Re: MM kernels - how to keep on the bleeding edge?

From: Michael Krufky
Date: Tue Jul 26 2005 - 15:28:52 EST


Radoslaw AstralStorm Szkodzinski wrote:

On Tue, 26 Jul 2005 15:45:41 -0400
Michael Krufky <mkrufky@xxxxxxx> wrote:

have filters set up so that my mailer puts all mm-commits messages from the mailing list into a special "mm-commits" folder. Each time Andrew releases an -mm kernel, I rename my "mm-commits" folder to "mm-commits-%version%", such as "mm-commits-2.6.13-rc3-mm2" (I will probably have to create a folder like this tomorrow, or in a few hours/days ;-) ... Then I create a new "mm-commits" folder to hold all new patches not yet in the latest -mm kernel. As of right now, my current "mm-commits" mail folder has 153 patches in it, although I think I may have lost a patch or two...
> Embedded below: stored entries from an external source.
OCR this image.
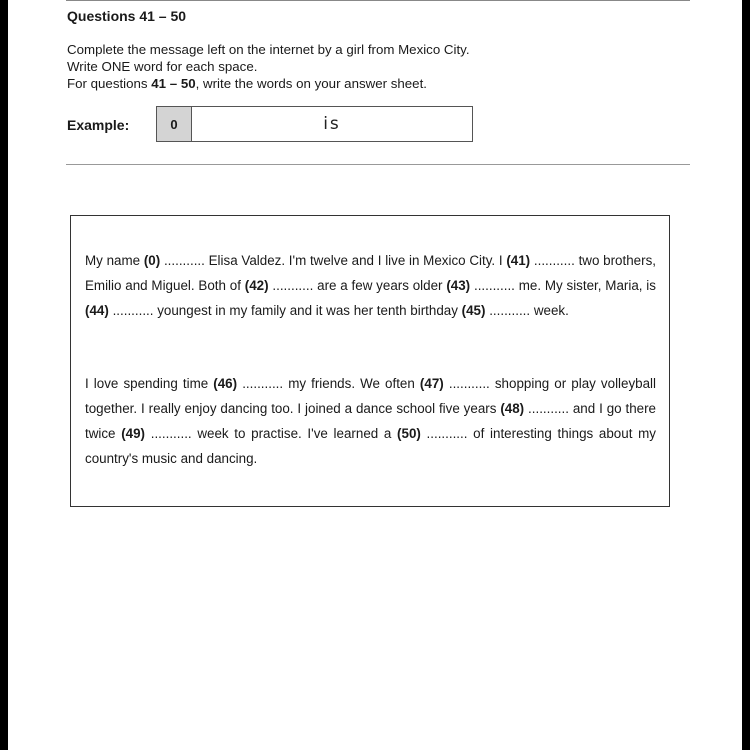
Questions 41 – 50
Complete the message left on the internet by a girl from Mexico City.
Write ONE word for each space.
For questions 41 – 50, write the words on your answer sheet.
Example:	0	is
My name (0) ........... Elisa Valdez. I'm twelve and I live in Mexico City. I (41) ........... two brothers, Emilio and Miguel. Both of (42) ........... are a few years older (43) ........... me. My sister, Maria, is (44) ........... youngest in my family and it was her tenth birthday (45) ........... week.
I love spending time (46) ........... my friends. We often (47) ........... shopping or play volleyball together. I really enjoy dancing too. I joined a dance school five years (48) ........... and I go there twice (49) ........... week to practise. I've learned a (50) ........... of interesting things about my country's music and dancing.
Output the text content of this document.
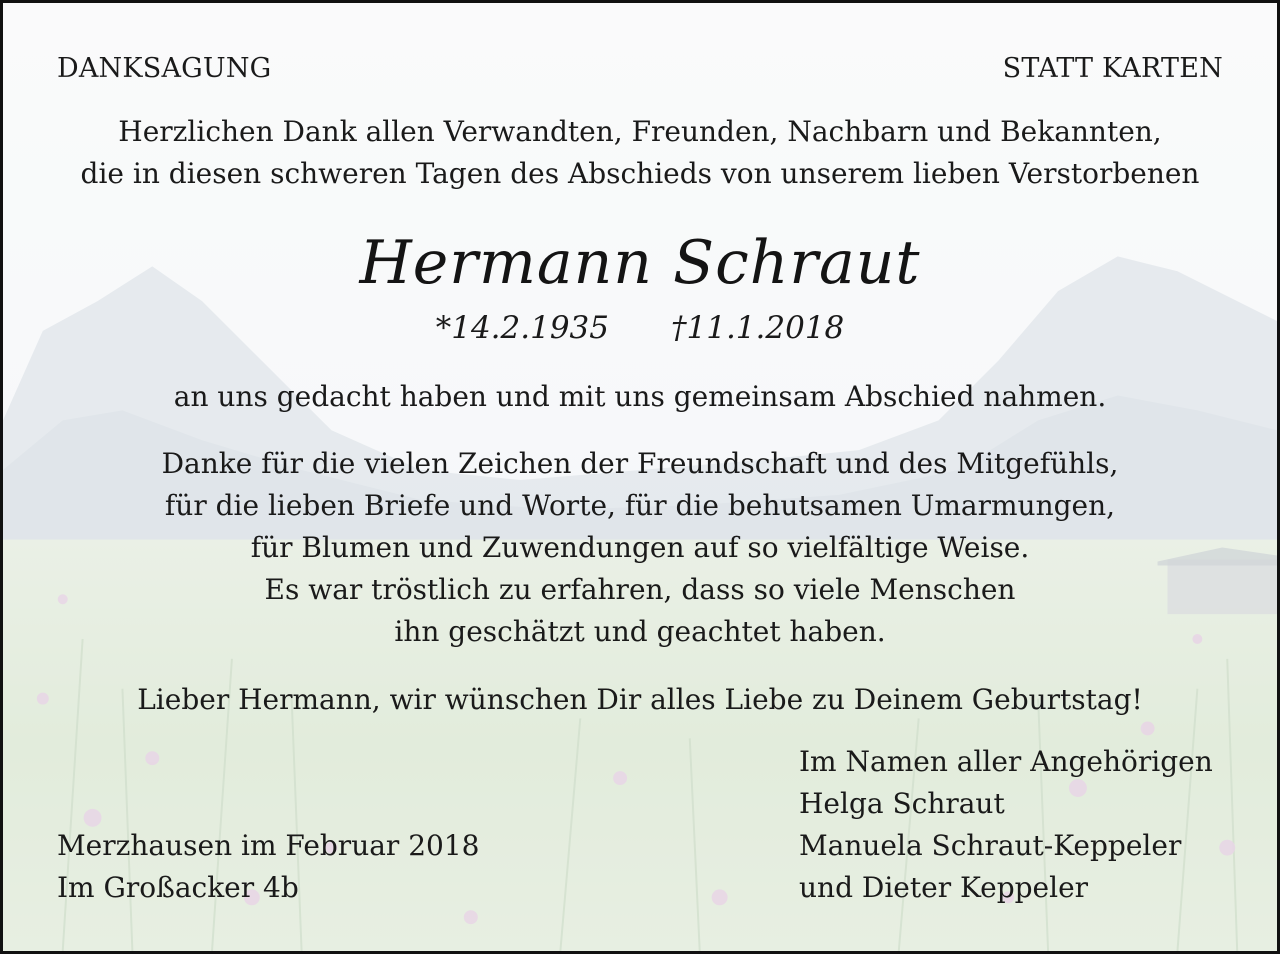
DANKSAGUNG	STATT KARTEN
Herzlichen Dank allen Verwandten, Freunden, Nachbarn und Bekannten,
die in diesen schweren Tagen des Abschieds von unserem lieben Verstorbenen
Hermann Schraut
*14.2.1935 †11.1.2018
an uns gedacht haben und mit uns gemeinsam Abschied nahmen.
Danke für die vielen Zeichen der Freundschaft und des Mitgefühls,
für die lieben Briefe und Worte, für die behutsamen Umarmungen,
für Blumen und Zuwendungen auf so vielfältige Weise.
Es war tröstlich zu erfahren, dass so viele Menschen
ihn geschätzt und geachtet haben.
Lieber Hermann, wir wünschen Dir alles Liebe zu Deinem Geburtstag!
Im Namen aller Angehörigen
Helga Schraut
Manuela Schraut-Keppeler
und Dieter Keppeler
Merzhausen im Februar 2018
Im Großacker 4b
The problem is detecting if or when the latest -mm got created.
If I have to do it by hand, it becomes a major PITA.
I could use RSS to do this, but some patches may still hit the wrong
folder. What's more it would create unnecessary network load.
There are sometimes only a few minutes between "patch in -mm1"
and "patch in -mm2".

There's an RSS feed for -mm ??? Where is that located?